After her walk, I leave her at the house and take off for a run. I tried running with Annie but quickly realized that she does not understand the concept. Why run when you can walk? Why walk when you can sniff? Why sniff when you can lay in this patch of shady grass?
When I get back from the house, sweet Annie is gone and Freak Dog has taken her place. It seems because every 6 weeks or so I come home from running and give the dog a bath before bathing myself, now every time I come home from running is Danger Time. Annie fears baths more than mean cats and will do anything to avoid them.
I don't know what the big deal is. I use warm water, and the tub floor is nonslip so she has a good foothold, and the shampoo gets massaged into her coat like my hair dresser does to me then charges me for it. If she only knew the cold hose treatment that old Shelby used to endure after a bad case of intestinal upset that left his long Collie fur with too many poopy Klingons (cling-ons for you non-Trekkies) to be allowed inside, she would be grateful for the upgrade. Instead she freaks out.

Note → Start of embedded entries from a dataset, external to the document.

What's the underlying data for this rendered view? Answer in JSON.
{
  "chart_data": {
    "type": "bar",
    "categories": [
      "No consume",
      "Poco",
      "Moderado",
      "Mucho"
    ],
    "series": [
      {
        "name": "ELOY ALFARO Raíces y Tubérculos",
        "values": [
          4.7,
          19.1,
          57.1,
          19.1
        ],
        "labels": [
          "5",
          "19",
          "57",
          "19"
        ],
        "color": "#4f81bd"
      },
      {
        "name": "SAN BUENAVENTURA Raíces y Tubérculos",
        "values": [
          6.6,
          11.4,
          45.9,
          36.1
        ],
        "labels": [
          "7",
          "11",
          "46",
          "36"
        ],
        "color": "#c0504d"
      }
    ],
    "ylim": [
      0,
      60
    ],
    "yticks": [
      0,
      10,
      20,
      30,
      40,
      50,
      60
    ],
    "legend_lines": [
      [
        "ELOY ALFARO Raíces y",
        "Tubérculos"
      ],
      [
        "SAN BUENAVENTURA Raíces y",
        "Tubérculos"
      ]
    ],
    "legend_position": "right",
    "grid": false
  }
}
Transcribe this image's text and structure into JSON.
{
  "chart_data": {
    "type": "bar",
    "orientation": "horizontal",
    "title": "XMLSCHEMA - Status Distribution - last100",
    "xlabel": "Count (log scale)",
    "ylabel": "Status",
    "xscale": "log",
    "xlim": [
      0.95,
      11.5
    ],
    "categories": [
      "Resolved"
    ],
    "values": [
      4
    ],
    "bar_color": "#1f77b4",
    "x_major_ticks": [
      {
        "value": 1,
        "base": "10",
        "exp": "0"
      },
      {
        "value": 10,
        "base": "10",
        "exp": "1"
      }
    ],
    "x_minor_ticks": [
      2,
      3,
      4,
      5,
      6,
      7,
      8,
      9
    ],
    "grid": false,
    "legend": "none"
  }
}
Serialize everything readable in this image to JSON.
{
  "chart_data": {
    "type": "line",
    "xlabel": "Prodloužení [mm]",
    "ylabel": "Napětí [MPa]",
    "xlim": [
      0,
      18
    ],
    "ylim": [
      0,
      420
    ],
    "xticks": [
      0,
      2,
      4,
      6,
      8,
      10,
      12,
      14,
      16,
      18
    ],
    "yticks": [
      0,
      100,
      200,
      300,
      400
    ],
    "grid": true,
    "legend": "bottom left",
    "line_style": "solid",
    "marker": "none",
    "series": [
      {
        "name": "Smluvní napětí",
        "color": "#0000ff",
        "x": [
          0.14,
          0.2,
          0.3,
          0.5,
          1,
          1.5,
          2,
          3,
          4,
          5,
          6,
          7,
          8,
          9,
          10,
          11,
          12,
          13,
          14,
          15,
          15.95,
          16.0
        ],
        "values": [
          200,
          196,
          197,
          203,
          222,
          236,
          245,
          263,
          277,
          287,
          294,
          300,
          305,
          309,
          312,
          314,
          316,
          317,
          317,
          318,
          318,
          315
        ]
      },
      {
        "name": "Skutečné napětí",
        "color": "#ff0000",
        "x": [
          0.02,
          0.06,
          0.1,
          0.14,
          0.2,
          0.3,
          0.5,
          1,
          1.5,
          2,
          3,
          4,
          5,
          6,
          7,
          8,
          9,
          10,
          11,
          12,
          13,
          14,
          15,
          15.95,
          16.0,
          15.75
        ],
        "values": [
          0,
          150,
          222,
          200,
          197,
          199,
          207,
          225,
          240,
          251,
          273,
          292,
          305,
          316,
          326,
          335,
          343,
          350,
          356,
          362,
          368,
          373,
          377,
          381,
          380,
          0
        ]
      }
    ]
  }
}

Usually I can just let her outside and that way she feels safe from the bath monster. This morning, Drew was working on the house, prepping it for the big painting job, and had all the fence gates open, so outside was out. This makes her even more nervous, because she figures that that means its bath-time for sure and goes sprinting down the basement stairs. Whatever. A momentary freak-out once a day is better than the former continually freaked bundle of nerves that she used to be. I'll take that.